Just got on the elevator to take Hunter out, and it stopped at the floor right below mine. A woman got on with three little girls. They were all over the elevator, Hunter just stood there. They noticed him, asked to pet him, I said yes of course. Three little girls ALL over Hunter, petting him, hugging his neck, giggling and laughing and touching him all over. He was so calm, so gentle, gave each girl a kiss and wagged his tail for them. I watched him, but zero signs of stress as usual... just a calm, happy boy. We got out of the elevator with them, they kept hugging him, then he tried to follow them down the hallway. He was so calm and lovey with the kids. They loved him!

Overheard the mother before I exited the building, "Wow, he was such a nice doggy eh?" and one little girl say "I was sad, but not anymore! I love him!"

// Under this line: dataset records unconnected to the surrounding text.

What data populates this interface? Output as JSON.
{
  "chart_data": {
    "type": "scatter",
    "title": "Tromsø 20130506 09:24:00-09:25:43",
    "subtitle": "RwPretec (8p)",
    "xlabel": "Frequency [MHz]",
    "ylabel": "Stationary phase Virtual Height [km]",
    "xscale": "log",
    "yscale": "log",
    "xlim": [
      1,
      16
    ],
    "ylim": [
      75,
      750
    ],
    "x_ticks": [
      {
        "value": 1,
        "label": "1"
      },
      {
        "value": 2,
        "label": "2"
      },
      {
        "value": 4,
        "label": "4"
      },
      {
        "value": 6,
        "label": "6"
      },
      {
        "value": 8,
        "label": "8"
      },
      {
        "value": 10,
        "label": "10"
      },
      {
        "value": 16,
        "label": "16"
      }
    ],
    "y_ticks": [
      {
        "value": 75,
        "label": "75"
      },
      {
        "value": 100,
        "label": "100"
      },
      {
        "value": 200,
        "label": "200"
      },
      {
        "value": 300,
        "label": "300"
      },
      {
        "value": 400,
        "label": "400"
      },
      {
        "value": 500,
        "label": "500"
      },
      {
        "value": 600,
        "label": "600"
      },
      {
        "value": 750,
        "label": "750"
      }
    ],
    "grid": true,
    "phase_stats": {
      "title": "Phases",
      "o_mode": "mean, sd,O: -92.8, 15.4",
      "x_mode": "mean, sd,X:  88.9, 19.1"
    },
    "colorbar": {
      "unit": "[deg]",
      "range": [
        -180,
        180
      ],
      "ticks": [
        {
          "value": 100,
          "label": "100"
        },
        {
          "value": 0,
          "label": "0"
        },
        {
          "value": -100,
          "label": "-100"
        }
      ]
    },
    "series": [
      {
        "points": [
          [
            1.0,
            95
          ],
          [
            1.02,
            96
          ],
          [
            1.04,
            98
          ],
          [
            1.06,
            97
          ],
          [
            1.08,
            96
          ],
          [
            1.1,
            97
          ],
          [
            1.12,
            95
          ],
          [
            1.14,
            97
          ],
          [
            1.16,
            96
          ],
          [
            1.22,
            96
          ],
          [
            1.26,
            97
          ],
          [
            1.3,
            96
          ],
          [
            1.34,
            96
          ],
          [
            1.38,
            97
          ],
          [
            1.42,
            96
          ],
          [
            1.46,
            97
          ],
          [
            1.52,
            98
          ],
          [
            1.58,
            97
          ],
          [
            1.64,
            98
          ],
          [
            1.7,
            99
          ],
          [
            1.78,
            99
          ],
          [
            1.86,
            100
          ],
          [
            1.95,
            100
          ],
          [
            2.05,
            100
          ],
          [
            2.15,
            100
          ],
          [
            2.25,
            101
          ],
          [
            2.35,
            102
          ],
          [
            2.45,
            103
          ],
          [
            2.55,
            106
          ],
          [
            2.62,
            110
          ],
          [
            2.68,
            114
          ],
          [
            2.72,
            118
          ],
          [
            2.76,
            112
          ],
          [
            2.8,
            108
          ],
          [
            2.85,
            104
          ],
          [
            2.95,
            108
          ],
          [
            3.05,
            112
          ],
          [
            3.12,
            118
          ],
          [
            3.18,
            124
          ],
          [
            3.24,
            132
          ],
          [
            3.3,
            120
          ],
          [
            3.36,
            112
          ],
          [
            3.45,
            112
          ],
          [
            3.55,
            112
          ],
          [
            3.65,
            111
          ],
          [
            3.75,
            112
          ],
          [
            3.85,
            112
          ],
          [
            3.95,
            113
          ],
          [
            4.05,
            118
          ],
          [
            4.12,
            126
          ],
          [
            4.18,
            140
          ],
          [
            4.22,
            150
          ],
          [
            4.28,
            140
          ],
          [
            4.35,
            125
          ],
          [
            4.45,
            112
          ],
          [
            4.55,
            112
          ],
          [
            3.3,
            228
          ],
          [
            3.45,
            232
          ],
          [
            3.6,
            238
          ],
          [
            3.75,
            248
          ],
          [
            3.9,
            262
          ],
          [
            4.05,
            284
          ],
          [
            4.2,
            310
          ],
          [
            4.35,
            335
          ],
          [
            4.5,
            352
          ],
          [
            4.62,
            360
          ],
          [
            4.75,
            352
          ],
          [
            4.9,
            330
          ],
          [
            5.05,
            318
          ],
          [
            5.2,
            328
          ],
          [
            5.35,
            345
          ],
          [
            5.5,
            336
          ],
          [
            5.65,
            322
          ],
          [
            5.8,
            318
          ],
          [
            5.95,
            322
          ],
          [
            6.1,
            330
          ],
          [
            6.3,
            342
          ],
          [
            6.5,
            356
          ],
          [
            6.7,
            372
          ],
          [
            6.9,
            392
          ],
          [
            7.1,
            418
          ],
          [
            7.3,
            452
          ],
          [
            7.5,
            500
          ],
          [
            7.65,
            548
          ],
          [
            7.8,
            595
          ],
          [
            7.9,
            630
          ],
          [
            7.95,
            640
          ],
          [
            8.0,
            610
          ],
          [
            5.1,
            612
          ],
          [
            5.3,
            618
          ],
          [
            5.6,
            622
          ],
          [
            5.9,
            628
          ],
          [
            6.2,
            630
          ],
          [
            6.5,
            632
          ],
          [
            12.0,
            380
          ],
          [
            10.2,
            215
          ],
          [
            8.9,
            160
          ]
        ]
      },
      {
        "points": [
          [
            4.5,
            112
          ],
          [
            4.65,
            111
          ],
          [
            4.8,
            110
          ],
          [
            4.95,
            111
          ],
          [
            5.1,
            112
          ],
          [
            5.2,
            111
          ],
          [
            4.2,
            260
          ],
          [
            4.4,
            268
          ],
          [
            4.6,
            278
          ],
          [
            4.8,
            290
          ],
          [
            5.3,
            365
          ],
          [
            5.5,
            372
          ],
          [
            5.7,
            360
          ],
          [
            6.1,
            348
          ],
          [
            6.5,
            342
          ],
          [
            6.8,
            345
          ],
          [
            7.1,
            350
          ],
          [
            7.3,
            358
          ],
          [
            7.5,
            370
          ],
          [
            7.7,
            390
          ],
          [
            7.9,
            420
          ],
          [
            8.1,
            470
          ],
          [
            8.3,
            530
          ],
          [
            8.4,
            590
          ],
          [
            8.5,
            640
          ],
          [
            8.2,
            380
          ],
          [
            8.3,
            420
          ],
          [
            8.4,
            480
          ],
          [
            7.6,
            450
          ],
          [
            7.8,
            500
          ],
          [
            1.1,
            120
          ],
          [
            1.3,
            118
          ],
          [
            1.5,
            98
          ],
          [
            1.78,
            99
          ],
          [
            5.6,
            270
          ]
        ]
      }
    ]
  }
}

So grateful for Hunter... so grateful I can't say enough... After years of working with problem shelter dogs, years of handling and working with dogs with tons of issues, he is a breath of fresh air. So grateful. He's such a good boy.


----------



## blehmannwa (Jan 11, 2011)

What a nice story! Thanks


----------



## MyHans-someBoy (Feb 23, 2013)

Yes, after dealing with all of the problem dogs and bless you for doing that-I'd say you deserve this wonderful, calm dog. 


Sent from Petguide.com Free App


----------



## Courtney (Feb 12, 2010)

Good boy for showing them how it's done


----------



## gsdlover91 (Jul 21, 2012)

Good boy Hunter! 

We usually get those reactions from kids/parents also, I *love* it! Makes me so happy!


----------



## HarleyTheGSD (Feb 13, 2012)

To have a dog like yours is a blessing. Congratulations!


----------